Today, we rarely if ever feel the raw, engulfing, overwhelming power of nature. We rarely are in a place so lost, so helpless, that there is no hope that others will find us. Rarely do we feel the terror of aloneness, just us, our wits and the physical world all around.
Hurricanes, earthquakes, nor’easters, tzunamis are all awesome and devastating episodes of nature. But they are just that: episodes.

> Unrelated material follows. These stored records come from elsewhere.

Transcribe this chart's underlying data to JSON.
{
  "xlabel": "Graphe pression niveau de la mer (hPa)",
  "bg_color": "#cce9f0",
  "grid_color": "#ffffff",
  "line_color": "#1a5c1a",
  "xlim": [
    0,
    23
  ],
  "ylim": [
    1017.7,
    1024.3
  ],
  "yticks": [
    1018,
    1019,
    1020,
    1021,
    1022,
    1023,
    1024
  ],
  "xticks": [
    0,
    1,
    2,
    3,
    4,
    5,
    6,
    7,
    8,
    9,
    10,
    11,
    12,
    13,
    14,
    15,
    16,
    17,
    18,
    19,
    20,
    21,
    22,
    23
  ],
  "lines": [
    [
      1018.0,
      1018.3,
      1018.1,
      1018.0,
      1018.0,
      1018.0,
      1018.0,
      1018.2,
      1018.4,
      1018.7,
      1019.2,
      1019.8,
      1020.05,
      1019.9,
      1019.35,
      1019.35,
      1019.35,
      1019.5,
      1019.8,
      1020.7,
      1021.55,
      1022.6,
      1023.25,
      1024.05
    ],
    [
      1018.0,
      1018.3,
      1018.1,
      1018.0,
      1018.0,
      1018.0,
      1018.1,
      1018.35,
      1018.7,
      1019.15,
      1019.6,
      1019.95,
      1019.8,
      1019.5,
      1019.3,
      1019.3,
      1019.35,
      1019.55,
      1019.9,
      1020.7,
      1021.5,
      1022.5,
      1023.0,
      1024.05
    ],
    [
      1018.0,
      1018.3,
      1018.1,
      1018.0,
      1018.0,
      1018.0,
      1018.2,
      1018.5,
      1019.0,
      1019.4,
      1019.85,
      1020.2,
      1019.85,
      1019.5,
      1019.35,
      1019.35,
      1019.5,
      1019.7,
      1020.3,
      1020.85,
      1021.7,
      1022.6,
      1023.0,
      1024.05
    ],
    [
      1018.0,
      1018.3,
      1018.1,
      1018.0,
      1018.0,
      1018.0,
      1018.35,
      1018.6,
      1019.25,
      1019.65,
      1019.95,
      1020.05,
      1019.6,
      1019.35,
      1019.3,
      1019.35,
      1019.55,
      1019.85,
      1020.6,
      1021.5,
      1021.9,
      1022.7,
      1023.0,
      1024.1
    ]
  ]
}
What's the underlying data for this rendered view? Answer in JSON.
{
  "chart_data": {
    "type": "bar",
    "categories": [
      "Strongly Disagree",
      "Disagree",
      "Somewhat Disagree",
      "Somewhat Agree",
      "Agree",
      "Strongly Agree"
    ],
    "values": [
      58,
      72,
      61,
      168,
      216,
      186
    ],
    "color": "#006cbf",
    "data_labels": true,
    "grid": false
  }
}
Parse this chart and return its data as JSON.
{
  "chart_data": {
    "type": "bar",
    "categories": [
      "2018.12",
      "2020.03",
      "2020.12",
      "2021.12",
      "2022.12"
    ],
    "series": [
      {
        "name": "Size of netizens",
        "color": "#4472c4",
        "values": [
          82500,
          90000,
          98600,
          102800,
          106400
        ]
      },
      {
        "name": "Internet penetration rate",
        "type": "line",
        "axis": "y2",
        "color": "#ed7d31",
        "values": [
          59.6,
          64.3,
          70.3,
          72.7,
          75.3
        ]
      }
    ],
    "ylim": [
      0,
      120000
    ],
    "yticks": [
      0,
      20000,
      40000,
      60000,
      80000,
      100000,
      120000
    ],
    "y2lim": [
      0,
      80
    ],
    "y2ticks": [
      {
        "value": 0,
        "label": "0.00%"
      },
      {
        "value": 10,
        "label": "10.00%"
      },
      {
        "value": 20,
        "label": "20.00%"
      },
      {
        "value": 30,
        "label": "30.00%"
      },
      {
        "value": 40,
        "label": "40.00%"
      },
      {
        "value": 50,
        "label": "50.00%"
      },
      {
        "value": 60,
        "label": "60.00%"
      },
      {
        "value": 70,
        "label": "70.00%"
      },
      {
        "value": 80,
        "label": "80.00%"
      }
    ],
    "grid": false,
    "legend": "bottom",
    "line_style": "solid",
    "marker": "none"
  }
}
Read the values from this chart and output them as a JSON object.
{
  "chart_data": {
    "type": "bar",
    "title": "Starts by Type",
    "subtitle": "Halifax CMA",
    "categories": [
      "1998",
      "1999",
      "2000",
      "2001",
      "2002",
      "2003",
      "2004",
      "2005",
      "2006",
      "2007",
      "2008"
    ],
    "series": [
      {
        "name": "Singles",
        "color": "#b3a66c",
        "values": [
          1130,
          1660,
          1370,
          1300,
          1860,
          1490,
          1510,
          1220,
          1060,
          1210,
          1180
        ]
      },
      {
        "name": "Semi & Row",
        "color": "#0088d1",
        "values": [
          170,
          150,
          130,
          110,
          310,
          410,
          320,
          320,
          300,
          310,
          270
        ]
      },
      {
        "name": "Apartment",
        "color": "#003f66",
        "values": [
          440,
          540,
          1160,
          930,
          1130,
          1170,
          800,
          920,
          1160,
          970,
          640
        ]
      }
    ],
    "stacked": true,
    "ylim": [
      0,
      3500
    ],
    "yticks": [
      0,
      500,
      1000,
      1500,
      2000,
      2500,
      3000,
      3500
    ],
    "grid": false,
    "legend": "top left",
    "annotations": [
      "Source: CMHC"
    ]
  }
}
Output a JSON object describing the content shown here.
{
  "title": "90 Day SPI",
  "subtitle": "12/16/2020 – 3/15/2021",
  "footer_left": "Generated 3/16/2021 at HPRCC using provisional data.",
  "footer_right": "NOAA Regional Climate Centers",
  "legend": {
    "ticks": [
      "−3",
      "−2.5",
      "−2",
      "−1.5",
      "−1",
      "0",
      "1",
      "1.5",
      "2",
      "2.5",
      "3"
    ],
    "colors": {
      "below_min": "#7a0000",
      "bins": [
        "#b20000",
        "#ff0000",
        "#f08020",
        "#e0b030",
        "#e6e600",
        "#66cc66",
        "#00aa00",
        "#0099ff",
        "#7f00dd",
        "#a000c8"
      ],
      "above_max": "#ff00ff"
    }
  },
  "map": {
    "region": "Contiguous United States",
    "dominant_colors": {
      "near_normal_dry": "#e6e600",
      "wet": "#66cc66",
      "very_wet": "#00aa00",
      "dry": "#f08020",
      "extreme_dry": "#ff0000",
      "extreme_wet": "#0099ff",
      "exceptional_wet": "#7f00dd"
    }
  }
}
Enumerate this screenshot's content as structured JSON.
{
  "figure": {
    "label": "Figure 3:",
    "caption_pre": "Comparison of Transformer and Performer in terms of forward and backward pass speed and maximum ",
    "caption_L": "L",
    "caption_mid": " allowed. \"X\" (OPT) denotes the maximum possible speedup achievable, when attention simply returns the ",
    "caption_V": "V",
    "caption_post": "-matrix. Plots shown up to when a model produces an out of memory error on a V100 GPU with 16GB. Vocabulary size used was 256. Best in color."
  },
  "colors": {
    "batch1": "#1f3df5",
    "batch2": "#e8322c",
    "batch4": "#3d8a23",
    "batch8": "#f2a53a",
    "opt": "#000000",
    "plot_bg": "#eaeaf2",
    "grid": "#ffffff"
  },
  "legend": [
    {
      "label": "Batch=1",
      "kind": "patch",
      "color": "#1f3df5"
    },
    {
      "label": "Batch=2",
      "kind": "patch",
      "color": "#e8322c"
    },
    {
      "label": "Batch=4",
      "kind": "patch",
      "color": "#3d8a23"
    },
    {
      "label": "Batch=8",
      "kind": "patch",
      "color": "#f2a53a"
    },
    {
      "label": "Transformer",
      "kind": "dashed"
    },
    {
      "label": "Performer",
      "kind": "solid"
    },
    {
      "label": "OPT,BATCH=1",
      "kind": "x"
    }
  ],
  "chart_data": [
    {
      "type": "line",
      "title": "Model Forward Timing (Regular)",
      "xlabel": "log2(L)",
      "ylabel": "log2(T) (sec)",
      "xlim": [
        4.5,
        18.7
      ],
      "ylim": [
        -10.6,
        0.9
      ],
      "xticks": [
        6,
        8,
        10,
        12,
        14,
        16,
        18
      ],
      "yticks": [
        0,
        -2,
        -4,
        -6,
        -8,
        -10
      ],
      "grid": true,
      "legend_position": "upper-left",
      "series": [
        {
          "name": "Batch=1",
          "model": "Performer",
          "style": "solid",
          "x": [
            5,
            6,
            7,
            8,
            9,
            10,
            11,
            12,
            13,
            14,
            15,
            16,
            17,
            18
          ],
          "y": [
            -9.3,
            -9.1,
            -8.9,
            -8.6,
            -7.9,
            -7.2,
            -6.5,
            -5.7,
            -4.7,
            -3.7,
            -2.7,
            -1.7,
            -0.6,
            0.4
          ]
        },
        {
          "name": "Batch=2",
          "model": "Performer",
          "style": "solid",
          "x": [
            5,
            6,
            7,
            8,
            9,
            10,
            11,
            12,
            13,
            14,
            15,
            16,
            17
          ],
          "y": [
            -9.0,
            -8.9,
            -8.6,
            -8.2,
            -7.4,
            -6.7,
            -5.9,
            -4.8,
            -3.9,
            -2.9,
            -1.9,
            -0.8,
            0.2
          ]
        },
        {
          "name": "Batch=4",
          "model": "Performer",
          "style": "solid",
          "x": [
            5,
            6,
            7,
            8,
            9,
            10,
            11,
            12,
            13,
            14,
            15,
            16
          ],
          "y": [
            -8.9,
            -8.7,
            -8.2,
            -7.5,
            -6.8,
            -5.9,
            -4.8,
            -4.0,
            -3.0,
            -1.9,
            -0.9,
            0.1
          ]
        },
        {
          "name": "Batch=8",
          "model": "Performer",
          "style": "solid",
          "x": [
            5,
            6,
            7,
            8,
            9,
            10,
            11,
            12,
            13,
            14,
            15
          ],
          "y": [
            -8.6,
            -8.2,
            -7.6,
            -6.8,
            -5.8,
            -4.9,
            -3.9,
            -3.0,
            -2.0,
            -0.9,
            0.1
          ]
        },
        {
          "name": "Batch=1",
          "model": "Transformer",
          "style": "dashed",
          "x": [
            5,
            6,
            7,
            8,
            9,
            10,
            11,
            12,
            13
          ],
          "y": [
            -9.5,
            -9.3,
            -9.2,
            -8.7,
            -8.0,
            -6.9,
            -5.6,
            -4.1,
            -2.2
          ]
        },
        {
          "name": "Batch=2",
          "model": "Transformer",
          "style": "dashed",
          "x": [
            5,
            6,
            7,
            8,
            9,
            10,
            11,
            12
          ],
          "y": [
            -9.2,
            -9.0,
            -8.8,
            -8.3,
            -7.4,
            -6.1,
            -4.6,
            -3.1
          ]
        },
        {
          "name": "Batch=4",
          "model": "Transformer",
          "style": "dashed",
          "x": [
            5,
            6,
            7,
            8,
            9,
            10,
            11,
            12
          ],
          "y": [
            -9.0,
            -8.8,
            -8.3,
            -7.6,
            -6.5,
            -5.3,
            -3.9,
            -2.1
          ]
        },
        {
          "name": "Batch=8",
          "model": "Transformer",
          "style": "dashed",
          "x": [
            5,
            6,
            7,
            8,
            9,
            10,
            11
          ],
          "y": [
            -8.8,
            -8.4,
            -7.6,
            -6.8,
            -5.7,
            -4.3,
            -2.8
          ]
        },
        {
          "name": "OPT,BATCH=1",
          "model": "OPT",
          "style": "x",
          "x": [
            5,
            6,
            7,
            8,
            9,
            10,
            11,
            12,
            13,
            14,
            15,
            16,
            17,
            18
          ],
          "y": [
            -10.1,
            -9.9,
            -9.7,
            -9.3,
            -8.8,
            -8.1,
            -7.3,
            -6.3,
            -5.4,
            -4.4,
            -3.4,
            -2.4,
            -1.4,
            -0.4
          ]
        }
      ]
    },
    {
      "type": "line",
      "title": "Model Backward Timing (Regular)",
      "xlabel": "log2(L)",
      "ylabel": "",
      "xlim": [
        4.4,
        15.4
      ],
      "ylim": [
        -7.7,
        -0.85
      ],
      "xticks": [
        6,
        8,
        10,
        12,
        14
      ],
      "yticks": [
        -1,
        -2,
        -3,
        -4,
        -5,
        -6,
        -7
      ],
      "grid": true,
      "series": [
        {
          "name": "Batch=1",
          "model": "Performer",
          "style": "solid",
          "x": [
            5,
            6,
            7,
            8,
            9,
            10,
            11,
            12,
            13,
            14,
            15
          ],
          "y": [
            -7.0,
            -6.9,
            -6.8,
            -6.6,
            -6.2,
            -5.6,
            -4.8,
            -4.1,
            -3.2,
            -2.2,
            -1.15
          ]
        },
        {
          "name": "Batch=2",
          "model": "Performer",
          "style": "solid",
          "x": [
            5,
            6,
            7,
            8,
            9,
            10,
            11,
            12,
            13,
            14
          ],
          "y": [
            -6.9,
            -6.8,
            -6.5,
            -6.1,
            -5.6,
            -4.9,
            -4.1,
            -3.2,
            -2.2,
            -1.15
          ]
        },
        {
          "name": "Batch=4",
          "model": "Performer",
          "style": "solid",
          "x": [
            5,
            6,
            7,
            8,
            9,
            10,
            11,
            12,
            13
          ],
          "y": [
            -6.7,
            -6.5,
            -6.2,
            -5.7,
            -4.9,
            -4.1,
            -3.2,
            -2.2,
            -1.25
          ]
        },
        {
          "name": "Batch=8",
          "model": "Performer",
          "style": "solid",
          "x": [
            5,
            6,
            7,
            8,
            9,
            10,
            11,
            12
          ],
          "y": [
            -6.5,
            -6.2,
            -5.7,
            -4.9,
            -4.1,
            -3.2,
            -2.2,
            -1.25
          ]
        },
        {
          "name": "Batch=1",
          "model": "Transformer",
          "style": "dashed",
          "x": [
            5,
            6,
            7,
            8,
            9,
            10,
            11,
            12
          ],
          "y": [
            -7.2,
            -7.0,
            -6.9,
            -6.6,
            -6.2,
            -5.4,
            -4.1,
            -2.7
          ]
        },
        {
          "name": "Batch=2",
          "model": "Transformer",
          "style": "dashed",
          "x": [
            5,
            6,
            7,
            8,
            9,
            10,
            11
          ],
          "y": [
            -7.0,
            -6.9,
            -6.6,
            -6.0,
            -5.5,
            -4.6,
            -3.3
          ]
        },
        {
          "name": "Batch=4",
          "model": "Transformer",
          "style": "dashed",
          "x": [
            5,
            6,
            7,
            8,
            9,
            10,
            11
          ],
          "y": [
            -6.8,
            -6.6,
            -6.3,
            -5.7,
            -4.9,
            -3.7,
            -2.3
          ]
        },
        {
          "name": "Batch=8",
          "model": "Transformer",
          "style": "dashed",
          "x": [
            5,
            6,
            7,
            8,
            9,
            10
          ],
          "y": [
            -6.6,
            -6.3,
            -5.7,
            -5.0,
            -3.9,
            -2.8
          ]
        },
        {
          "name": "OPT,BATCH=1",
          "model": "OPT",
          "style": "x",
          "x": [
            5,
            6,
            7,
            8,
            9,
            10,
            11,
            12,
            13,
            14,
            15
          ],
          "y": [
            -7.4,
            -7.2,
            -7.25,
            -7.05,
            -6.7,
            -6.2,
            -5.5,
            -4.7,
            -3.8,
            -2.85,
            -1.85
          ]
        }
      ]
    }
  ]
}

At most, thank goodness, they happen only now and then (though the “then” seems to be increasing in frequency and vigor given the climate change we are experiencing and creating).
Imagine, though, living in a world where it is all wilderness, all strange, all raw, all engulfing. That is the world that the first humans found themselves in. Even more, that it is the world that the tellers of this tale felt they lived in. To be vulnerable to attack by predatory animals, criminals, illness, infection, a pregnancy gone wrong, mental illness, accidents, drought, floods, fire, heat, cold were everyday fears that defined their lives.
How comforting it must have been to know that from the moment of creation, we have been given the right, the mandate, to control and manage our environment so that we can hedge against being constantly threatened by the whim of nature’s harsh indifference.
Genesis 1:28 was not license to ravage the world, but a mandate to understand and manage it well.
Samson Raphael Hirsh, a 19th century rabbinic scholar and populist, reminds us to look at what comes immediately after this command in this chapter of Genesis. Remember that the first man and woman were created on the afternoon of the sixth day of the week of creation. Immediately after creating humanity and charging them with knowing, exploring and managing themselves in this world, God rests. For the man and woman, then, their first day, their first experience of the world was, Shabbat.
What does this teach us? That humanity’s first act, first experience, was not to do but to look and see and be with the earth. Before they undertook any act of managing and controlling, they had to experience, and feel a part of, the cycles and rhythms and pulse of the earth.
That is a lesson we need to learn even today.